Mexico received 38.5% more international tourists in November than in the same month of 2020, still marked by the coronavirus pandemic, the National Institute of Statistics and Geography (Inegi) reported on Monday.
Mexico went from receiving 2 million foreign tourists in November 2020 to almost 2.9 million last November. However, if the figure is compared with the 3.84 million of the eleventh month of 2019, a substantial drop of 24.5% is still observed.
The main rebound occurred in tourists arriving by air, which in November 2020 represented only about 726,000 people and in the same month of 2021 there were about 1.55 million travelers, 113.8% more.
Border tourists, on the other hand, fell 9.4% year-on-year in November to one million travelers.
The data respond to the COVID-19 pandemic, a disease that so far has caused more than 4.1 million infections and more than 300,000 deaths in Mexico, one of the most affected countries in the world.
In November 2021, total tourist spending soared 148.9% year-on-year from $ 857 million to $ 2,133.3 million.
In addition, if the data from last November is compared with that of the same month of 2019, the current one is higher by more than 230 million dollars.
The average expenditure of each tourist rose year-on-year, going from 218.8 dollars in November 2020 to 426.2 dollars in the eleventh month of this year, 94.8% more.

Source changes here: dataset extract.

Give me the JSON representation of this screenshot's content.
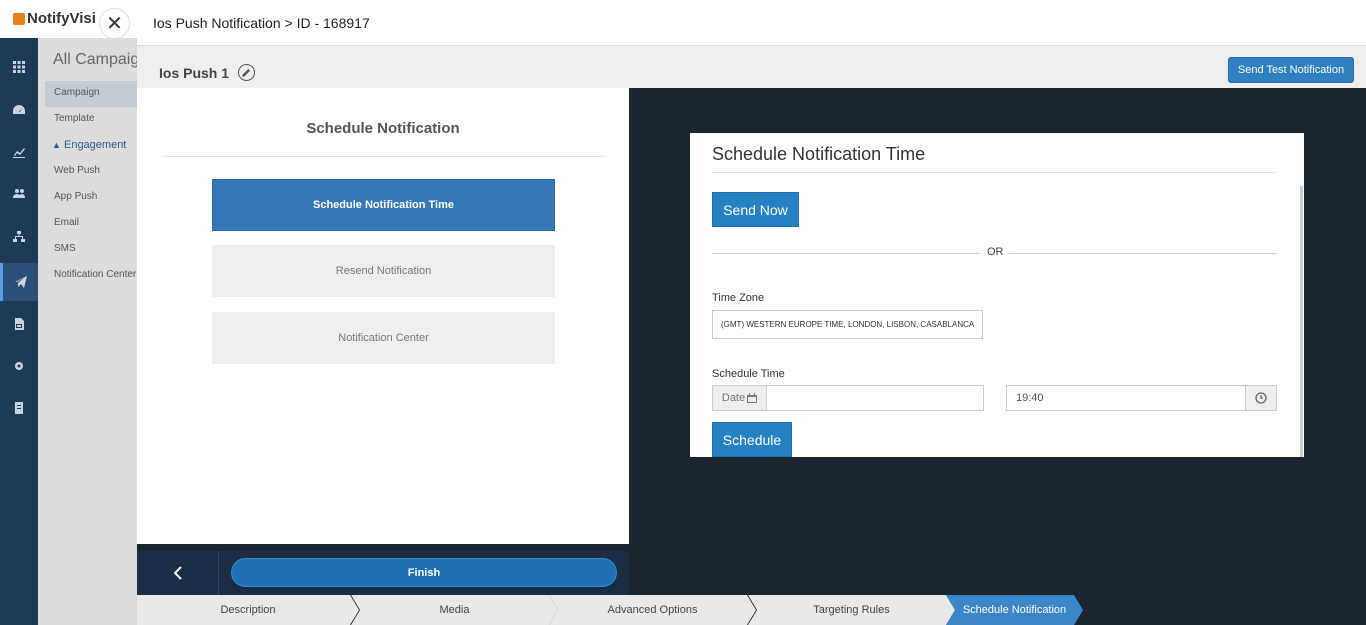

Significantly, the average tourist spending in November 2021 is even higher at 92.7% compared to the 2019 data, when it was $ 221.2.
On June 1, 2020, the so-called “new normal” began in Mexico with an economic and social opening in phases after two months of a health emergency that paralyzed non-essential activities.
Mexico’s tourism GDP, which until before the health crisis caused by the coronavirus represented 8.7% of the national gross domestic product (GDP) in 2019, would close this 2021 in a proportion of 7.1% and in 2022 in 8.3%, according to government estimates .
Even so, Mexico was the third most visited country in the world in 2020, a temporary phenomenon that is attributed to flexible sanitary measures in the country’s tourist areas.
Mexico was consolidated in 2019 as one of the ten most visited countries in the world with more than 45 million international tourists, who left 24.563 million dollars, an annual growth of 9%.